TAIPEI, Taiwan — New Zealand's down with it. Singapore's down with it. Now the United States, Australia, Peru, Vietnam and Malaysia are getting down with it, too.
Still waiting for word on whether Japan's down with it or not.
There's a new trade bloc on the block, and it's called TPP — short for the Trans-Pacific Partnership. Just a few years ago it was an obscure deal between the "P4," which sounds like an Asian boy-band but actually refers to four small, free-trade loving countries on the Pacific rim: New Zealand, Singapore, Brunei and Chile.
But since the Obama administration publicly embraced it last year as a way to help revive America's zombie-like economy, TPP has shot to stardom. And joined a long list of mind-numbing acronyms.
TPP was a hot topic at the recent APEC meeting in Yokohama, and has been widely lauded as a possible stepping stone to a FTAAP.
That last one may sound like something Bill the Cat would have spat out in the 1980' comic strip Bloom County. But it stands for a Free Trade Area of the Asia Pacific, a "Mother of All Free Trade Deals" that would include the world's top three economies — the U.S, China and Japan — and APEC's 18 other members in one king-sized trade block spanning the Pacific.
Too bad it's not likely to happen in our lifetimes.
"The FTAAP is a hopeless dream at this point," Deborah Elms, a trade expert with the S. Rajaratnam School of International Studies in Singapore, wrote in an email. "I don't see the political will to launch talks on this scale. And, practically, to get the entire 21 member economies to agree to talks on liberalizing trade with one another is just not in the cards."
It's the politics, stupid
Even TPP's prospects are dubious, some analysts say. The problem, as usual, is politics. Domestic politics, to be more specific — in the U.S. and Japan, for starters.
With TPP, Obama's team is headed into a bruising fight to get Americans down with another ambitious trade deal. Republicans are typically more free-trade-minded and likely to support such deals, so you'd think a Republican-controlled House could help.
But Obama's recent failure to re-negotiate a free trade deal with South Korea doesn't bode well. In that case, U.S. auto companies and beef exporters couldn't swallow the terms of the original 2007 deal and pressed for a better one. But so far Seoul isn't biting.
With TPP, it's the U.S. dairy lobby that's gearing up for battle. It threw down a gauntlet in March by marshaling 30 senators from both parties in a show of force against TPP. The reason, the senators said in a letter: Cheap dairy imports from New Zealand threaten U.S. dairy farmers' livelihoods.

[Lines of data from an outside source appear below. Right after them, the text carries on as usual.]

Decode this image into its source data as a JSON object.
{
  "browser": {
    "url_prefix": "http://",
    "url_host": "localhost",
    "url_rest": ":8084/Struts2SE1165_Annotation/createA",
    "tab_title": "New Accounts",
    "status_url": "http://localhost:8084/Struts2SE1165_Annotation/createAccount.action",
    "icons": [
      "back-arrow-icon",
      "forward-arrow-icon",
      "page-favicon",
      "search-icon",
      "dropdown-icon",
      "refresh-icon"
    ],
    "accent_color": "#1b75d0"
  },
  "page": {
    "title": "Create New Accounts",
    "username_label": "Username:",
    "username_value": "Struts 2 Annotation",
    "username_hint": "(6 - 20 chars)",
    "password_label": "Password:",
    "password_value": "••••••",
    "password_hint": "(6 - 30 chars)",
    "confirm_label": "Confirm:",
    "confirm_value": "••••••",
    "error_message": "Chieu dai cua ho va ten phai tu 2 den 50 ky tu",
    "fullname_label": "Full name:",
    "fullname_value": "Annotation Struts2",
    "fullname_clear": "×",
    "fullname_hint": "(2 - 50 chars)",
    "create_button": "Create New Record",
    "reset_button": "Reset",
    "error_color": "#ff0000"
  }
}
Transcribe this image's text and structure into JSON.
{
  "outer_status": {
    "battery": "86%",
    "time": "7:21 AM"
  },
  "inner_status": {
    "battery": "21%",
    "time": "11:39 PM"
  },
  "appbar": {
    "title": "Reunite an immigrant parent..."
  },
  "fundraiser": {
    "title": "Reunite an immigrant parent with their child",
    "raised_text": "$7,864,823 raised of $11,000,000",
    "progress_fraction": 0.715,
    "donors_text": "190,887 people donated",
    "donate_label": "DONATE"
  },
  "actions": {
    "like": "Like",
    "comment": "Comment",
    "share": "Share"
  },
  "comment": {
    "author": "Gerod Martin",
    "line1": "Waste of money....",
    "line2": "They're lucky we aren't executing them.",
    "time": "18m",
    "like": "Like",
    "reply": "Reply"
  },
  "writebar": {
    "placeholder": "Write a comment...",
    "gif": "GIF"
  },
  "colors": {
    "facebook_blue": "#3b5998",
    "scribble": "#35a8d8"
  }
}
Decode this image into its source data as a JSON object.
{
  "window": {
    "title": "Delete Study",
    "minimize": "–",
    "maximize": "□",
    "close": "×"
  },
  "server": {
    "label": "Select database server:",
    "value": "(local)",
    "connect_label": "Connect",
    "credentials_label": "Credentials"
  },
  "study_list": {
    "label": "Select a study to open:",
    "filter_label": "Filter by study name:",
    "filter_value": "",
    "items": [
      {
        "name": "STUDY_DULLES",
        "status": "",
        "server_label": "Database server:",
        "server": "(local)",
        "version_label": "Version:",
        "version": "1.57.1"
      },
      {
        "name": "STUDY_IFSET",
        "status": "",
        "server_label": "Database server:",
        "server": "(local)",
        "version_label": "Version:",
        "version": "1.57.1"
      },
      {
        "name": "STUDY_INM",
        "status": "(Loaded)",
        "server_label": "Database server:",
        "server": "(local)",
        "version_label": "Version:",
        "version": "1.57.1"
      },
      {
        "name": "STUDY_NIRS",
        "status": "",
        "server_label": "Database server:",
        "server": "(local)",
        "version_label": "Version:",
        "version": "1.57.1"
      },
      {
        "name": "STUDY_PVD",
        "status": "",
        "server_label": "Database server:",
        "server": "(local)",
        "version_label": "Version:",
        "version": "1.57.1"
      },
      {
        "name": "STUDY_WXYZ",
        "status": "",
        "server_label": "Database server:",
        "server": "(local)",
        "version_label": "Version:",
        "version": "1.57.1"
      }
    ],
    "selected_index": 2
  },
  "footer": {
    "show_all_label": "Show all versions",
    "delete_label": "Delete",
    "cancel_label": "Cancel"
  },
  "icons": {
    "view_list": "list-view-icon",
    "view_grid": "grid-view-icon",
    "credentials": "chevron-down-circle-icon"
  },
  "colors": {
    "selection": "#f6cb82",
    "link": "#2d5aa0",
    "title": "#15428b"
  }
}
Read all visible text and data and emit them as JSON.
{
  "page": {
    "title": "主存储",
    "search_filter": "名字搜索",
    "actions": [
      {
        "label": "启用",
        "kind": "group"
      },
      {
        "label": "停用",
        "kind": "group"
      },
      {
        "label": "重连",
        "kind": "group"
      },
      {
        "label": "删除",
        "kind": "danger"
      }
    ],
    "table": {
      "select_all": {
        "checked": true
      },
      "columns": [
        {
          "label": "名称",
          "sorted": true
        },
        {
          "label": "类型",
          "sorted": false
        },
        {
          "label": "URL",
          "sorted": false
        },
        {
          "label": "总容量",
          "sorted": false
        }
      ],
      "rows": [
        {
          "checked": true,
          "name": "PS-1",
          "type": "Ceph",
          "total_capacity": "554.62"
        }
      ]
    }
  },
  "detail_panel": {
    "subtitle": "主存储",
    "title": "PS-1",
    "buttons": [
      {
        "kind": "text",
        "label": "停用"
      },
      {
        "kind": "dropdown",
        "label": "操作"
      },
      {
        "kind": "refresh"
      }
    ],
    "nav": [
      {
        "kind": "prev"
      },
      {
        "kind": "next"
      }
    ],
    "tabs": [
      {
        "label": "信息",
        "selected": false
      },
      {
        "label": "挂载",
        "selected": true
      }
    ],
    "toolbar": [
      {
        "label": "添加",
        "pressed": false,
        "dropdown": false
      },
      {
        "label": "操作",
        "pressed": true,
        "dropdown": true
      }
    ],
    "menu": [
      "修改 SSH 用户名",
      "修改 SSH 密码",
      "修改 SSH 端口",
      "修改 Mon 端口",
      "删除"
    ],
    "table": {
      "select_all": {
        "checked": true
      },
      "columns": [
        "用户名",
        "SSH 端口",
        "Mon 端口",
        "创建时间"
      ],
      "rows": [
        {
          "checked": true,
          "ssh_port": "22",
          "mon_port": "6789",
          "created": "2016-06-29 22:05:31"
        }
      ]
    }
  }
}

Elms, the trade expert, says objections are also likely from U.S. beef and sugar producers, and textile producers who would face cheap competition from Vietnam. She thinks these objections won't be as much of a hurdle as U.S. automakers' concerns over the South Korea deal. But the politics of TPP have others betting against Obama already.
"The net benefits to the U.S. economy are likely to be minimal and the political costs, imposed by dairy exports from New Zealand, substantial," said John Ravenhill, an expert on global trade at Australian National University. "So I would not be optimistic about its chances."
"The TPP at the moment has no significant economy involved with which the U.S. does not already have a trade agreement," said Ravenhill, with the possible exception of Vietnam. If Tokyo gets on board, TPP would become far more important, he said.
But Japan's inclusion would also sharply raise the political stakes — almost certainly sparking a fierce debate in America that would make the 1990s NAFTA fight look like a playground scuffle.